Immunology and Allergy Department, Mofid Children's Hospital, Shahid Beheshti University of Medical Sciences, Tehran, Iran; Pediatric Nephrology Research Center, Research Institute for Children's Health, Shahid Beheshti University of Medical Sciences, Tehran, Iran.
Non-communicable Diseases Research Center, Alborz University of Medical Sciences, Karaj, Iran; Research Center for Immunodeficiencies, Pediatrics Center of Excellence, Children's Medical Center, Tehran University of Medical Sciences, Tehran, Iran.
Clin Immunol. 2022 Nov;244:109131. doi: 10.1016/j.clim.2022.109131. Epub 2022 Sep 27.

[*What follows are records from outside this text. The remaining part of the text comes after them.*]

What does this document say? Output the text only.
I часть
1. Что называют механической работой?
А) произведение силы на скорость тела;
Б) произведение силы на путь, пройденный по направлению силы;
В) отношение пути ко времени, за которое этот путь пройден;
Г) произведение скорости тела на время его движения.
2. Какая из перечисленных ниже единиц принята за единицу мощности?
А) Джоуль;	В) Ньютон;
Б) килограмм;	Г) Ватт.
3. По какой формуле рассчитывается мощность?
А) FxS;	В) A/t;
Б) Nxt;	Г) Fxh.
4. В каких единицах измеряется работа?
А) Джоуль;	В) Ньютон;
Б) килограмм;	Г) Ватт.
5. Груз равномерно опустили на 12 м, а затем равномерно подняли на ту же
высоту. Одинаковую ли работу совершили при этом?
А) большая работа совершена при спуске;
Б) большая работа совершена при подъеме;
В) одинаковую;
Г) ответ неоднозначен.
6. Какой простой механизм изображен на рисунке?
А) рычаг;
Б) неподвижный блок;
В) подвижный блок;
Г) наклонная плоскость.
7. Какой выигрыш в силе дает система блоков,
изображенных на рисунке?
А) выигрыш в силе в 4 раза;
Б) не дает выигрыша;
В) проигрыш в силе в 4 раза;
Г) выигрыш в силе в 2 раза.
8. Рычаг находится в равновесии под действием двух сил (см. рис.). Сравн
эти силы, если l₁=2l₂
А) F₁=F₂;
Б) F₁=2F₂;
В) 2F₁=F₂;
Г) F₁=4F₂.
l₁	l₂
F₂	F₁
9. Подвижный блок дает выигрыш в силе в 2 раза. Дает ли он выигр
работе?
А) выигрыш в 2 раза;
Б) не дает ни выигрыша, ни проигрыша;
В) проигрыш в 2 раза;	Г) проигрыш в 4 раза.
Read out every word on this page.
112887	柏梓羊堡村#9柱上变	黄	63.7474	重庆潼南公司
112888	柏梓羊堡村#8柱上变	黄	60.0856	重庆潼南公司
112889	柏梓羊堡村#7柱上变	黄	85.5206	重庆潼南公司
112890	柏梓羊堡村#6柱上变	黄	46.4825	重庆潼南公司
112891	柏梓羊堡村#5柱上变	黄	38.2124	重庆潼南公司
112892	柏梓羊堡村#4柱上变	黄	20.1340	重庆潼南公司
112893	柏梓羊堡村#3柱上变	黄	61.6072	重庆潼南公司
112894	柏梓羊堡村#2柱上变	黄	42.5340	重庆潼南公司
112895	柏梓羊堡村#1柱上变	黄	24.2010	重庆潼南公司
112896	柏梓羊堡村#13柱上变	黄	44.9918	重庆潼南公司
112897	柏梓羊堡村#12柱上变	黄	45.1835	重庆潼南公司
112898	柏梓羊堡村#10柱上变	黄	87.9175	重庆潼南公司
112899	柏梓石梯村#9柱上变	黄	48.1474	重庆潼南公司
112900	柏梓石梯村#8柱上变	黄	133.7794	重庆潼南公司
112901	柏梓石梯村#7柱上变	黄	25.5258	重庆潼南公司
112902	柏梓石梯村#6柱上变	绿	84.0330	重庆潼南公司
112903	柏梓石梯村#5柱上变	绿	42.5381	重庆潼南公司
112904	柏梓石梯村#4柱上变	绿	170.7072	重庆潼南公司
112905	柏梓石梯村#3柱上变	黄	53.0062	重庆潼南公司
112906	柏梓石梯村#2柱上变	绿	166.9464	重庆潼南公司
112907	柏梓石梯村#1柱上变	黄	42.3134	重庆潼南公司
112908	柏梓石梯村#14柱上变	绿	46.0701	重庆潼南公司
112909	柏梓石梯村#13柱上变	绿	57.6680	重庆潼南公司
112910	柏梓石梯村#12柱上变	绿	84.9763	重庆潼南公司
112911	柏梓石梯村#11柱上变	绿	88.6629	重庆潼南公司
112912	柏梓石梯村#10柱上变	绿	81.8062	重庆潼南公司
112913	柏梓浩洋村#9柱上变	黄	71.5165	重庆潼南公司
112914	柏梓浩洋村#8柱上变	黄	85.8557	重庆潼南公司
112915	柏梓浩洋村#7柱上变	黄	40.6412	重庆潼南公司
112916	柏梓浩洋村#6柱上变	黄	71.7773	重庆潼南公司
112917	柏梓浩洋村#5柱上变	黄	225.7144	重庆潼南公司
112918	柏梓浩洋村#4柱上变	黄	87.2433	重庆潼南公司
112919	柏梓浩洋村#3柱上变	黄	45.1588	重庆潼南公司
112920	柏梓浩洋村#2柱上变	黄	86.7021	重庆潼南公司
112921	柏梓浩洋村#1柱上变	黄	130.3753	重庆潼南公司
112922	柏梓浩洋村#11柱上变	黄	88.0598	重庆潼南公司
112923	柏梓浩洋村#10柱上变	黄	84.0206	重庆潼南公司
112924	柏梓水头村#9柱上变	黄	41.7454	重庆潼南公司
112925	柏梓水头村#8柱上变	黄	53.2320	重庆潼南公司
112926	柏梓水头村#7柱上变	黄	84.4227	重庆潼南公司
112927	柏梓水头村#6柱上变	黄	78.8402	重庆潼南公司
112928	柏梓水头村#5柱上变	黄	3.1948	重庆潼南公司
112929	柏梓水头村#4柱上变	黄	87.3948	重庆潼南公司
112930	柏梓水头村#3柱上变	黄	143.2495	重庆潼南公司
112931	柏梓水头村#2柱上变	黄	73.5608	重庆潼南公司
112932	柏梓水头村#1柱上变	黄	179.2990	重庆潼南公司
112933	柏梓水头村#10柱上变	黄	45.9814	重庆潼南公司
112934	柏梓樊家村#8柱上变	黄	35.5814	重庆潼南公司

Monogenic immune dysregulation diseases (MIDD) are caused by defective immunotolerance. This study was designed to increase knowledge on the prevalence and spectrum of MIDDs, genetic patterns, and outcomes in Middle East and North Africa (MENA). MIDD patients from 11 MENA countries (Iran, Turkey, Kuwait, Oman, Algeria, Egypt, United Arab Emirates, Tunisia, Jordan, Qatar, and Azerbaijan) were retrospectively evaluated. 343 MIDD patients (58% males and 42% female) at a median (IQR) age of 101 (42-192) months were enrolled. The most common defective genes were LRBA (23.9%), LYST (8.2%), and RAB27A (7.9%). The most prevalent initial and overall manifestations were infections (32.2% and 75.1%), autoimmunity (18.6% and 41%), and organomegaly (13.3% and 53.8%), respectively. Treatments included immunoglobulin replacement therapy (53%), hematopoietic stem cell transplantation (HSCT) (14.3%), immunosuppressives (36.7%), and surgery (3.5%). Twenty-nine (59.2%) patients survived HSCT. Along with infectious complications, autoimmunity and organomegaly may be the initial or predominant manifestations of MIDD.
单基因免疫调节紊乱疾病(MIDD)是由免疫耐受缺陷引起的。本研究旨在提高对中东和北非(MENA)地区 MIDD 的患病率、谱、遗传模式和结局的认识。对来自 11 个 MENA 国家(伊朗、土耳其、科威特、阿曼、阿尔及利亚、埃及、阿拉伯联合酋长国、突尼斯、约旦、卡塔尔和阿塞拜疆)的 MIDD 患者进行回顾性评估。共纳入 343 名 MIDD 患者(58%为男性,42%为女性),中位(IQR)年龄为 101(42-192)个月。最常见的缺陷基因是 LRBA(23.9%)、LYST(8.2%)和 RAB27A(7.9%)。最常见的首发和总表现分别是感染(32.2%和 75.1%)、自身免疫(18.6%和 41%)和器官肿大(13.3%和 53.8%)。治疗包括免疫球蛋白替代疗法(53%)、造血干细胞移植(HSCT)(14.3%)、免疫抑制剂(36.7%)和手术(3.5%)。29 名(59.2%)患者在 HSCT 后存活。除感染并发症外,自身免疫和器官肿大也可能是 MIDD 的首发或主要表现。